Mahalleli yolda, cümbür cemaat bir başka akşama.
Seyrettiğimiz türk filmiydi. En çok hüzün dolu drama.
Gece vakti ıslanırdı mendiller, gel de sen ağlama.

Dikmenin sırtları kıvrılır giderdi yokuşmu, yokuş.
Kömür yakılırdı sobaların da gelince karakış.
Karanlık çöker sokağa, başlar misafirliğe gidiş.
Hoş, sohbet, muhabbet, kestane kebap, çerez, meyva,ne hoş.

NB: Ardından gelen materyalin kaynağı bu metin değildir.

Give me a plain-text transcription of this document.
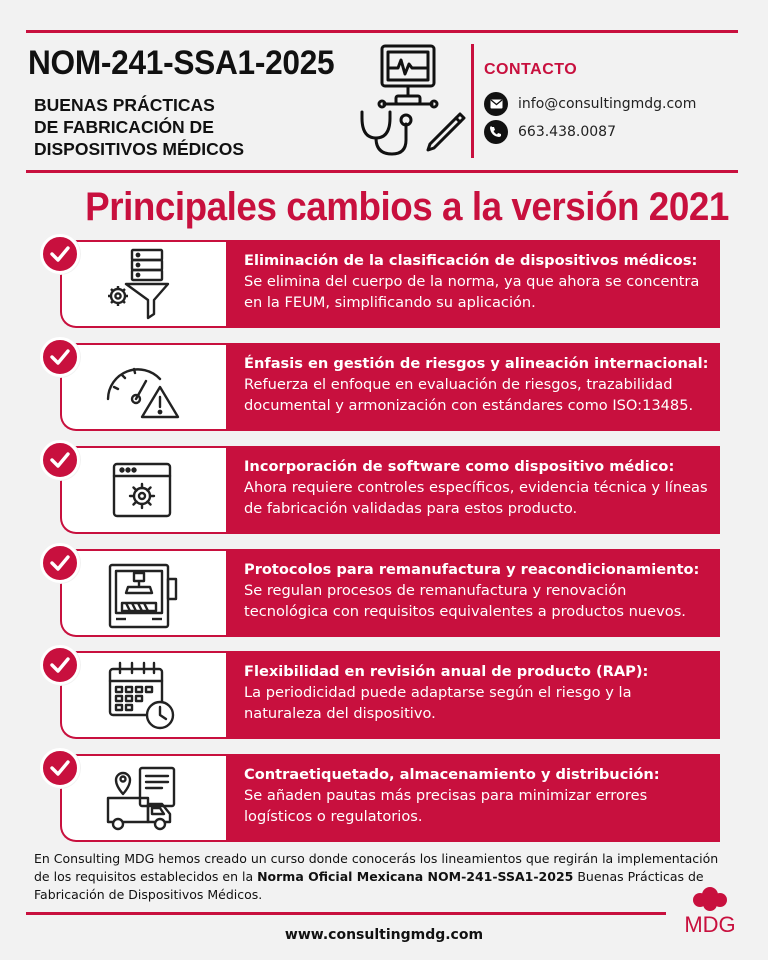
NOM-241-SSA1-2025
BUENAS PRÁCTICAS
DE FABRICACIÓN DE
DISPOSITIVOS MÉDICOS
CONTACTO
info@consultingmdg.com
663.438.0087
Principales cambios a la versión 2021
Eliminación de la clasificación de dispositivos médicos:
Se elimina del cuerpo de la norma, ya que ahora se concentra en la FEUM, simplificando su aplicación.
Énfasis en gestión de riesgos y alineación internacional:
Refuerza el enfoque en evaluación de riesgos, trazabilidad documental y armonización con estándares como ISO:13485.
Incorporación de software como dispositivo médico:
Ahora requiere controles específicos, evidencia técnica y líneas de fabricación validadas para estos producto.
Protocolos para remanufactura y reacondicionamiento:
Se regulan procesos de remanufactura y renovación tecnológica con requisitos equivalentes a productos nuevos.
Flexibilidad en revisión anual de producto (RAP):
La periodicidad puede adaptarse según el riesgo y la naturaleza del dispositivo.
Contraetiquetado, almacenamiento y distribución:
Se añaden pautas más precisas para minimizar errores logísticos o regulatorios.
En Consulting MDG hemos creado un curso donde conocerás los lineamientos que regirán la implementación de los requisitos establecidos en la Norma Oficial Mexicana NOM-241-SSA1-2025 Buenas Prácticas de Fabricación de Dispositivos Médicos.
www.consultingmdg.com	MDG
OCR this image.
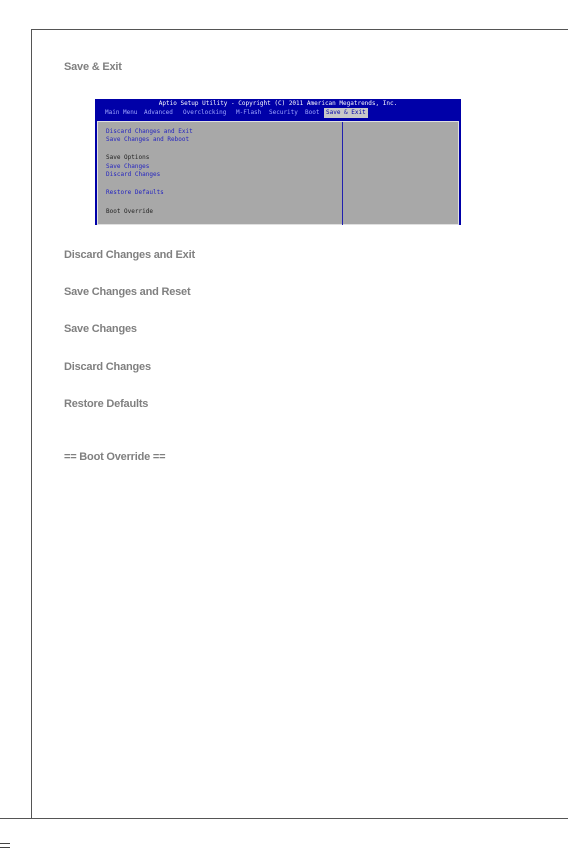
Save & Exit
Aptio Setup Utility - Copyright (C) 2011 American Megatrends, Inc.
Main Menu Advanced Overclocking M-Flash Security Boot	Save & Exit
Discard Changes and Exit
Save Changes and Reboot
Save Options
Save Changes
Discard Changes
Restore Defaults
Boot Override
Discard Changes and Exit
Save Changes and Reset
Save Changes
Discard Changes
Restore Defaults
== Boot Override ==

Pazar kurulurdu her hafta, haydi derdik iş başına.
Tornetlerimiz vardı, işe yarar, yük taşımasına.
Testilerimiz de sular, buz gibi soğuk su içene.
Çalışır kazanırdık hep, okul haşlığı parasına.

Yıldız mahallesi derler, her evin önünde bahçesi.
Tek katlı, müstakil, bahçeli, güzeldi her bir çehresi.
Ramazan ayında eksik olmaz, duyulur davul sesi.
Sahurda aydınlanırdı, mahallemiz gece yarısı.

Trene binerdik. Hayvanat bahçesine de giderdik.
Gençlik parkı derdik. Buluşurduk. Gülerdik, eğlenirdik.
Piknik derdik. Salıngaç kurar, birbirimizi sallardık.
Uzun eşşek, saklambaç, körebe, oyunları oynardık.

Ne çabuk geçti zaman anlamadık. Biz mi kandırıldık?
Göstermedik hiçte kendimize. Koynumuzda sakladık.
Renkli, renkliydi, misketler vardı. Nerelerde kaybettik?
Resmettik. Boyadığımız kalemlerimizdi. Yok ettik.